Some Senate Democrats say the division comes down to different ideologies -- urban liberals versus rural moderates. Others say some party members are just angry they are no longer in charge. Still others accuse Minority Leader Ken Jacob, D-Columbia, of inflaming dissention.
Regardless of the reason, two camps have clearly emerged: one led by Jacob and the other by Caskey.
At the start of the session, Senate Democrats narrowly elected Jacob minority leader over Caskey by a vote of 7 to 6. Jacob's election represented a change in leadership from veteran senators to relative newcomers who originated in the House. And this new leadership style may be causing some of the problems, said Sen. Wayne Goode, D-St. Louis County.
Goode said Senate party leaders have always respected lawmakers who disagree. But this year, Goode said Jacob has pressured Democrats to tow the party line or else face threats.
Goode said Jacob should just accept that some members do not agree with the Democratic Caucus and "when that's the case, he ought to just live with the fact and not try to force members of the minority party to go lockstep with everyone else."

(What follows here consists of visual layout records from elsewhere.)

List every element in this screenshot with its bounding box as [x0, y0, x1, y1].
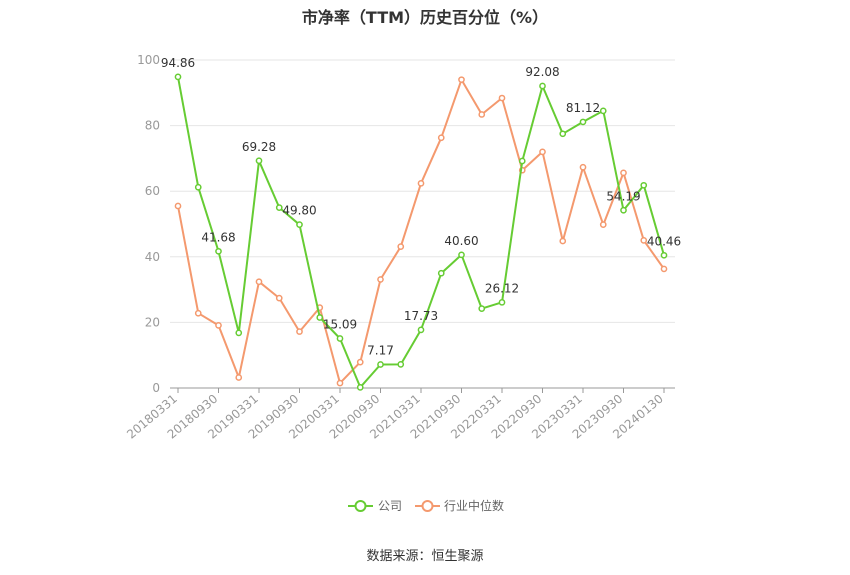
data-point: [478, 305, 486, 312]
data-label: 17.73: [404, 309, 438, 323]
data-point: [640, 181, 648, 189]
data-point: [579, 163, 587, 171]
y-tick-label: 60: [145, 184, 160, 198]
data-point: [478, 111, 486, 118]
data-point: [255, 278, 263, 286]
chart-title: 市净率（TTM）历史百分位（%）: [301, 8, 549, 27]
data-point: [518, 157, 526, 165]
data-label: 94.86: [161, 56, 195, 70]
data-point: [417, 326, 425, 334]
data-source: 数据来源：恒生聚源: [366, 549, 484, 564]
y-tick-label: 40: [145, 250, 160, 264]
data-point: [437, 134, 445, 142]
data-point: [215, 322, 222, 329]
data-point: [620, 206, 627, 214]
data-label: 69.28: [242, 140, 276, 154]
y-tick-label: 100: [137, 53, 160, 67]
data-label: 49.80: [282, 204, 316, 218]
data-point: [620, 169, 627, 177]
data-point: [194, 309, 202, 317]
data-point: [194, 183, 202, 191]
data-label: 40.60: [444, 234, 478, 248]
data-point: [356, 358, 364, 366]
data-point: [235, 374, 243, 381]
data-label: 81.12: [566, 101, 600, 115]
data-point: [377, 361, 384, 368]
legend-label: 公司: [378, 499, 402, 513]
data-point: [336, 379, 344, 387]
data-point: [579, 118, 587, 126]
data-point: [417, 179, 425, 187]
data-point: [559, 130, 567, 138]
legend-marker: [421, 500, 434, 512]
data-point: [599, 221, 607, 229]
data-point: [458, 76, 465, 84]
data-point: [660, 265, 668, 273]
data-point: [437, 269, 445, 277]
data-point: [498, 94, 506, 102]
data-point: [539, 82, 546, 90]
data-point: [539, 148, 546, 156]
data-point: [458, 251, 465, 259]
data-point: [215, 247, 222, 255]
y-tick-label: 0: [152, 381, 160, 395]
data-point: [235, 329, 243, 337]
legend-marker: [354, 500, 367, 512]
data-point: [296, 221, 303, 229]
data-point: [336, 335, 344, 342]
data-point: [599, 107, 607, 115]
y-tick-label: 80: [145, 119, 160, 133]
data-label: 40.46: [647, 234, 681, 248]
data-point: [559, 237, 567, 245]
data-point: [498, 298, 506, 306]
y-tick-label: 20: [145, 315, 160, 329]
legend-label: 行业中位数: [444, 498, 504, 513]
data-point: [174, 202, 182, 210]
data-point: [174, 73, 182, 81]
data-point: [356, 383, 364, 391]
data-point: [397, 243, 405, 250]
data-point: [275, 204, 283, 211]
data-point: [397, 361, 405, 368]
data-point: [660, 251, 668, 259]
data-label: 26.12: [485, 281, 519, 295]
data-point: [275, 294, 283, 302]
data-label: 7.17: [367, 343, 394, 357]
data-point: [255, 157, 263, 165]
data-point: [296, 328, 303, 335]
data-label: 41.68: [201, 230, 235, 244]
data-point: [640, 237, 648, 244]
data-label: 92.08: [525, 65, 559, 79]
data-point: [316, 314, 324, 321]
data-point: [377, 276, 384, 283]
data-label: 15.09: [323, 318, 357, 332]
data-label: 54.19: [606, 189, 640, 203]
series-line-0: [177, 76, 665, 389]
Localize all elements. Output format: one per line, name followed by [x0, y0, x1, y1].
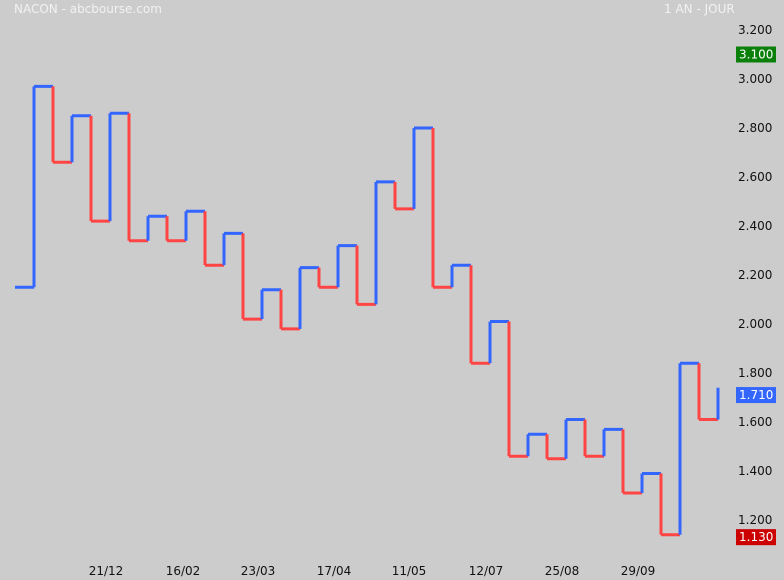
x-tick-label: 11/05 — [392, 564, 427, 578]
x-tick-label: 25/08 — [545, 564, 580, 578]
x-tick-label: 16/02 — [166, 564, 201, 578]
x-tick-label: 29/09 — [621, 564, 656, 578]
y-tick-label: 1.600 — [738, 415, 772, 429]
last-price-tag — [736, 387, 776, 404]
x-tick-label: 17/04 — [317, 564, 352, 578]
low-price-tag — [736, 529, 776, 546]
price-tags: 3.100 1.710 1.130 — [736, 46, 776, 546]
price-series — [15, 84, 720, 537]
y-tick-label: 1.800 — [738, 366, 772, 380]
y-tick-label: 3.200 — [738, 23, 772, 37]
y-tick-label: 2.000 — [738, 317, 772, 331]
y-tick-label: 2.200 — [738, 268, 772, 282]
y-tick-label: 1.200 — [738, 513, 772, 527]
y-tick-label: 2.400 — [738, 219, 772, 233]
y-tick-label: 2.600 — [738, 170, 772, 184]
y-tick-label: 3.000 — [738, 72, 772, 86]
high-price-label: 3.100 — [739, 48, 773, 62]
x-axis: 21/12 16/02 23/03 17/04 11/05 12/07 25/08 29/09 — [89, 564, 656, 578]
y-axis: 1.200 1.400 1.600 1.800 2.000 2.200 2.400 2.600… — [738, 23, 772, 527]
x-tick-label: 21/12 — [89, 564, 124, 578]
chart-title: NACON - abcbourse.com — [14, 2, 162, 16]
period-label: 1 AN - JOUR — [664, 2, 735, 16]
y-tick-label: 2.800 — [738, 121, 772, 135]
x-tick-label: 23/03 — [241, 564, 276, 578]
y-tick-label: 1.400 — [738, 464, 772, 478]
high-price-tag — [736, 46, 776, 63]
low-price-label: 1.130 — [739, 530, 773, 544]
x-tick-label: 12/07 — [469, 564, 504, 578]
last-price-label: 1.710 — [739, 388, 773, 402]
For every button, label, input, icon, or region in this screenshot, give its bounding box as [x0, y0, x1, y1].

But Jacob says he does respect members who disagree with the caucus majority.
In the Democratic Party "there's a lot of diversity," Jacob said. "And when you have diversity, you have differences of opinion, but they're all allowed."
Supporters of Jacob say some of the long-term senators who are being critical of the minority leader are just upset they aren't in charge.
"Those who are unhappy now may be unhappy because they did not get the leadership role," said Sen. Maida Coleman, D-St. Louis.
Sen. Pat Dougherty, D-St. Louis City, added that Democrats had a string of bad luck with all the controversial bills -- guns, abortion, worker's compensation -- coming at once.
"I think it's just the way this year fell out," Dougherty said.
Nonetheless, senators witnessed history when a senator blocked a filibuster by his own party. Caskey stopped debate on the concealed carry gun legislation, something done only a handful of times in Missouri Senate history.
"I know it caused quite a bit of rancor," Goode said. "There is also kind of basic respect for how you do business and one of those is that you don't use the previous question -- that's of particular importance to a minority party."
Ultimately, Dougherty said it's inevitable that not everyone in a caucus will agree on everything.
"You try and pull people together," he said. "It doesn't mean everyone's happy, does it?"